Hi Karanbir, coming to the first question, yes, it's possible to carry out face detection on same video to identify whether a person is wearing a mask or not. This would be another use case of object Detection & Tracking. However, the task becomes easier when the person is facing close to the camera and quite challenging in the other scenario.
Hello there! Great tool, but it seems that you're not considering perspective, so in real applications this would most likely fail. An idea would be to consider points at floor level (the bottom of the rectangles, assuming they touch the floor at all times, which is quite reasonable) and allow a transformation of space for computing distance (think of kt as a grid on the floor). Let me know if you implement it. Otherwise, let me know anyways to see if I give it some try. Great job and regards!
Hi, Perspective Transformation is the next step to the starter provided here. As I mentioned in the article, camera projection plays a significant role while computing the distance between the objects. We can implement it using OpenCV Warpperspective. The challenge here is to choose the four points from the image for converting to a top view.
getting error in 4th last line i,e . out variable out = cv2.VideoWriter('sample_output.mp4',cv2.VideoWriter_fourcc(*'DIVX'), 25, size) kindly explain where the path for sample_outpu.tmp4 is being given , IS IT REQUIRED?? and will it generate out sample viedio automatically. note: uisng MACOS i
Hi Aravind , I am very much interested and eager to deploy this social distancing detector use case practically but just I am learning deep learning. would you please tell me the prerequisites or the packages upon which I can make this model more efficienctly ???
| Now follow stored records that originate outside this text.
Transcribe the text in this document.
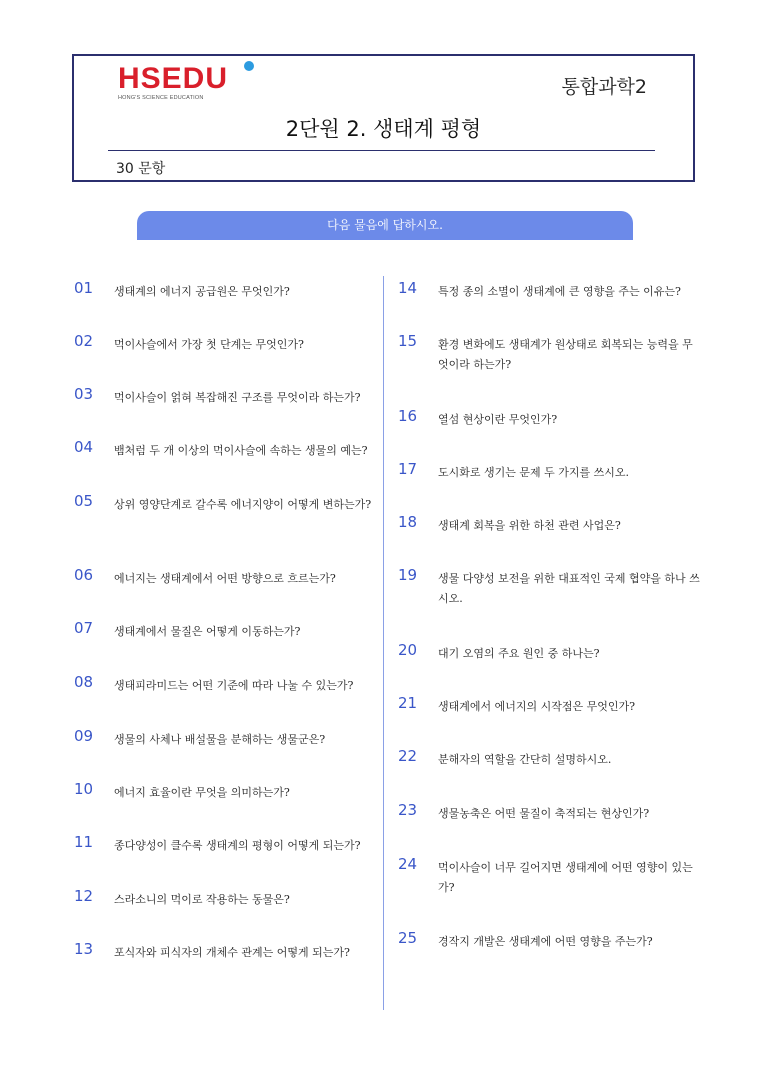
HSEDU
HONG'S SCIENCE EDUCATION	통합과학2
2단원 2. 생태계 평형
30 문항
다음 물음에 답하시오.
01 생태계의 에너지 공급원은 무엇인가?
02 먹이사슬에서 가장 첫 단계는 무엇인가?
03 먹이사슬이 얽혀 복잡해진 구조를 무엇이라 하는가?
04 뱀처럼 두 개 이상의 먹이사슬에 속하는 생물의 예는?
05 상위 영양단계로 갈수록 에너지양이 어떻게 변하는가?
06 에너지는 생태계에서 어떤 방향으로 흐르는가?
07 생태계에서 물질은 어떻게 이동하는가?
08 생태피라미드는 어떤 기준에 따라 나눌 수 있는가?
09 생물의 사체나 배설물을 분해하는 생물군은?
10 에너지 효율이란 무엇을 의미하는가?
11 종다양성이 클수록 생태계의 평형이 어떻게 되는가?
12 스라소니의 먹이로 작용하는 동물은?
13 포식자와 피식자의 개체수 관계는 어떻게 되는가?
14 특정 종의 소멸이 생태계에 큰 영향을 주는 이유는?
15 환경 변화에도 생태계가 원상태로 회복되는 능력을 무엇이라 하는가?
16 열섬 현상이란 무엇인가?
17 도시화로 생기는 문제 두 가지를 쓰시오.
18 생태계 회복을 위한 하천 관련 사업은?
19 생물 다양성 보전을 위한 대표적인 국제 협약을 하나 쓰시오.
20 대기 오염의 주요 원인 중 하나는?
21 생태계에서 에너지의 시작점은 무엇인가?
22 분해자의 역할을 간단히 설명하시오.
23 생물농축은 어떤 물질이 축적되는 현상인가?
24 먹이사슬이 너무 길어지면 생태계에 어떤 영향이 있는가?
25 경작지 개발은 생태계에 어떤 영향을 주는가?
Hi Aravind, Thanks for such clear article on social distancing tool. You inspire me to do something similar. However, i intend to modify it for people standing in a queue one behind another which are partially captured by cctv. Need your suggestion on whether this will work there too or else instead of identifying entire human body should we just identify head position. And one more query, can we simply select mid point of the identified rectangle to find distance from top view Thanks
hello can you help me with the project,how can we do it in real time?